New China-Myanmar pipeline opens

By Wen Ya Source:Global Times Published: 2013-10-21 1:18:01

New China-Myanmar pipeline opens Source: CFP Graphics: GT


A China-Myanmar gas pipeline has gone into full operation on Sunday. It will fuel China's Southwest regions with piped natural gas for the first time and decrease gas price in these areas.

Some 1,727 kilometers of the 2,520-kilometer pipeline are in China, running through provincial regions in Southwest China's Yunnan, Guizhou and Chongqing, and South China' s Guangxi Zhuang Autonomous Region.

Starting from Myanmar's Kyaukpyu Harbor and ending in China's Guigang, Guizhou Province, the pipeline is expected to send 12 billion cubic meters of gas each year to Myanmar and the Chinese regions, according to the China National Petroleum Corporation, the builder of the project. 

In Guizhou Province, four cities including Guiyang will be supplied 1 million cubic meters of piped gas each day, Liu Qilong, a vice general manager of Guizhou gas group, told the Global Times on Sunday.

The piped gas will improve local air quality as 90 percent of local factories in Guizhou rely on coal and most residents' cooking fuel is also refined from coal, said Liu.

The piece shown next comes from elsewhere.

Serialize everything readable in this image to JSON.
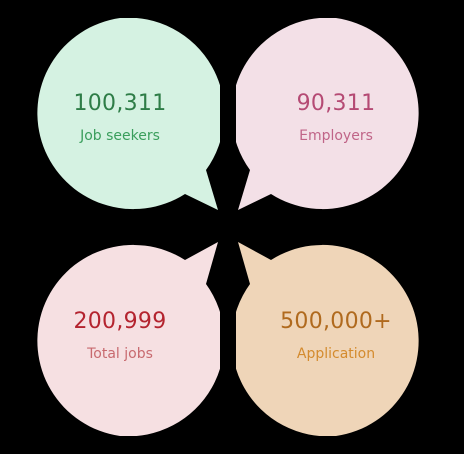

The pipeline will also change the energy structure in these regions. For example, the amount of industrial-use piped gas will increase from the current 5 million cubic meters to 500 million cubic meters by the end of 2014, reported China National Radio (CNR).

"Local companies don't have to worry about the gas limit anymore," Liu said.

This pipeline will relieve China's energy risks and will also reduce the price of gas, Lin Boqiang, a professor with the China Center for Energy Economics Research at Xiamen University, told the Global Times.

"Currently, China's piped gas is mainly imported from areas around the Malacca Strait. Now, we have one more pipeline from the land instead of the seabed, which will decrease dangerous factors," Lin said, adding that gas price in these areas is expected to go down as piped gas is the cheapest gas.

Gas price for residents' use in Guangxi will decrease by 13 percent, reported CNR.

But some residents reached by the Global Times said the falling price has no influence on their lives and some said they want environmentally-friendly fuel. Jiang Hui, a worker in Guiyang, said he prefers to use electricity instead of piped gas as the former is more convenient.